With my first pay, I went shopping to Newcastle on the train. I couldn’t speak English but I went to all these little shops and bought things. I didn’t know the money and when [the shopkeeper] said, “Five shillings and tuppence”, I didn’t know what the tuppence meant, so out came the pound note and I came home with a bag full of silver coins! It was a lovely sense of freedom, though, because for the past five years in Germany we couldn’t buy anything or couldn’t go much anywhere as everything was smashed up.
My husband was also a cook at the camp but he then worked in Scone [in the Upper Hunter Valley] at a big water reserve, maybe the Glenbawn Dam. He only worked there for six weeks. He then worked for the railway at the Broadmeadow station in Newcastle. He had a room there in the barracks while I was still at Greta, working and saving money.
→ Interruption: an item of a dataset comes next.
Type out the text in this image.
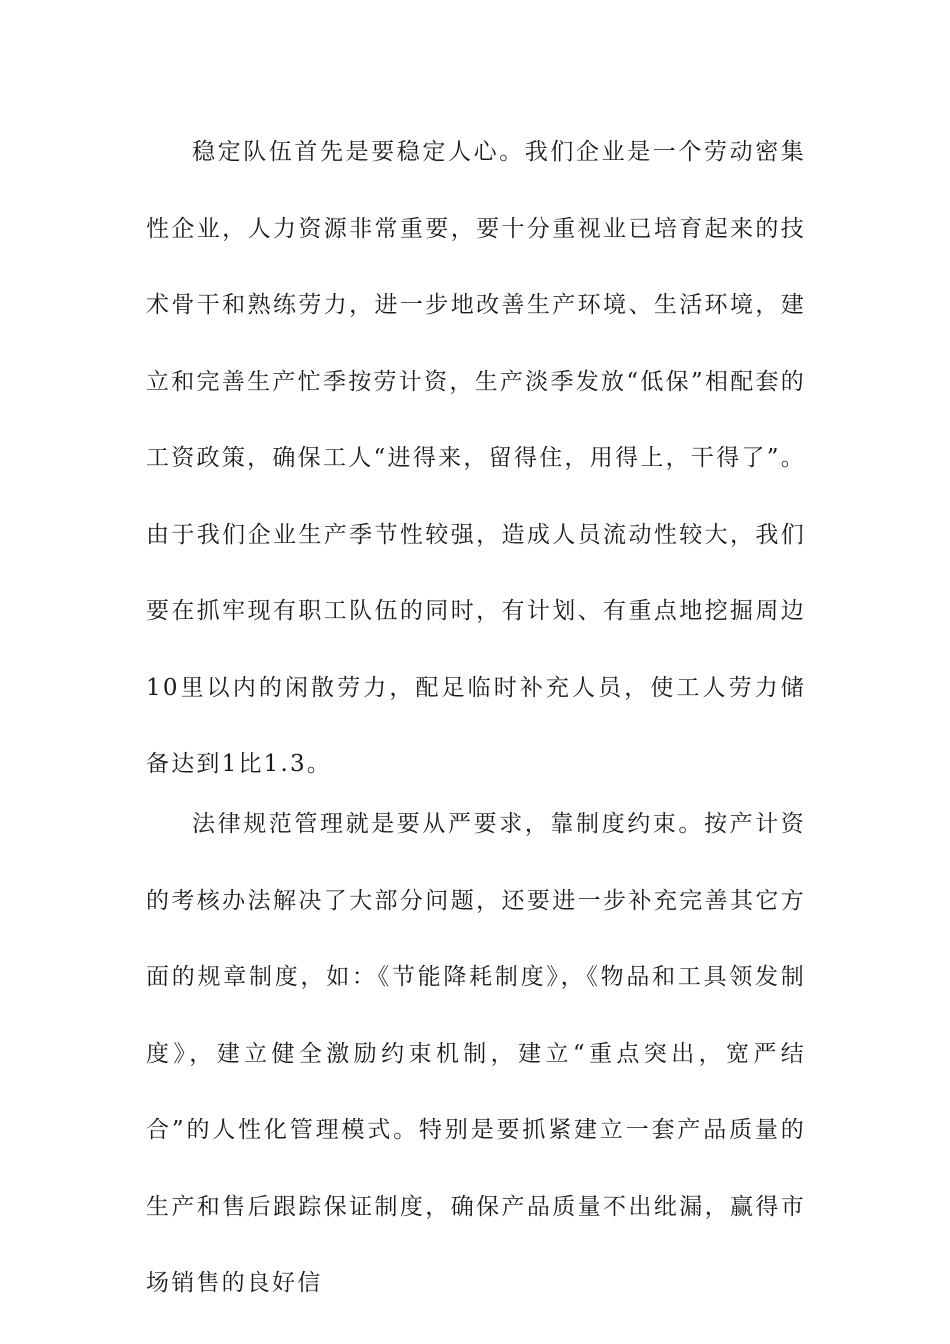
稳定队伍首先是要稳定人心。我们企业是一个劳动密集性企业，人力资源非常重要，要十分重视业已培育起来的技术骨干和熟练劳力，进一步地改善生产环境、生活环境，建立和完善生产忙季按劳计资，生产淡季发放“低保”相配套的工资政策，确保工人“进得来，留得住，用得上，干得了”。由于我们企业生产季节性较强，造成人员流动性较大，我们要在抓牢现有职工队伍的同时，有计划、有重点地挖掘周边10里以内的闲散劳力，配足临时补充人员，使工人劳力储备达到1比1.3。

法律规范管理就是要从严要求，靠制度约束。按产计资的考核办法解决了大部分问题，还要进一步补充完善其它方面的规章制度，如：《节能降耗制度》，《物品和工具领发制度》，建立健全激励约束机制，建立“重点突出，宽严结合”的人性化管理模式。特别是要抓紧建立一套产品质量的生产和售后跟踪保证制度，确保产品质量不出纰漏，赢得市场销售的良好信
We bought a block of land in Cardiff, in Lake Macquarie near Newcastle in 1953, and built half a house with friends of his. We had one-and-a-half bedrooms, a kitchen and a laundry and bathroom combined. We had our son in 1954. After living nine years in Cardiff, we sold the place and purchased a home in Cooks Hill, Newcastle.
In 1957, when my son Richard was only three-and-a-half years old and Halina was 11, I got a job in the kitchen at the Mater Hospital, Waratah. I didn’t want to go and my husband said, “Go to work for 12 months and save the money and we build more on”. So I did, but I worked there for 21 years! I left in 1980 because my husband had to retire, he was 65, and I retired too, otherwise, he couldn’t get the pension.
Zygmunt founded the Polish Association in Newcastle in 1952 and established Polish schools in Cardiff, Newcastle, Maitland and Greta. He taught at all the schools during his working life as well as organising cultural and fundraising events. The Polish Association had a small house in Islington, which it sold and purchased a house with tennis court in Broadmeadow and built a nice, big building as a cultural centre. My husband gave up teaching Polish school on his retirement.
I went home three times to Germany [after migrating]. I am very happy in Australia. I have never been disappointed.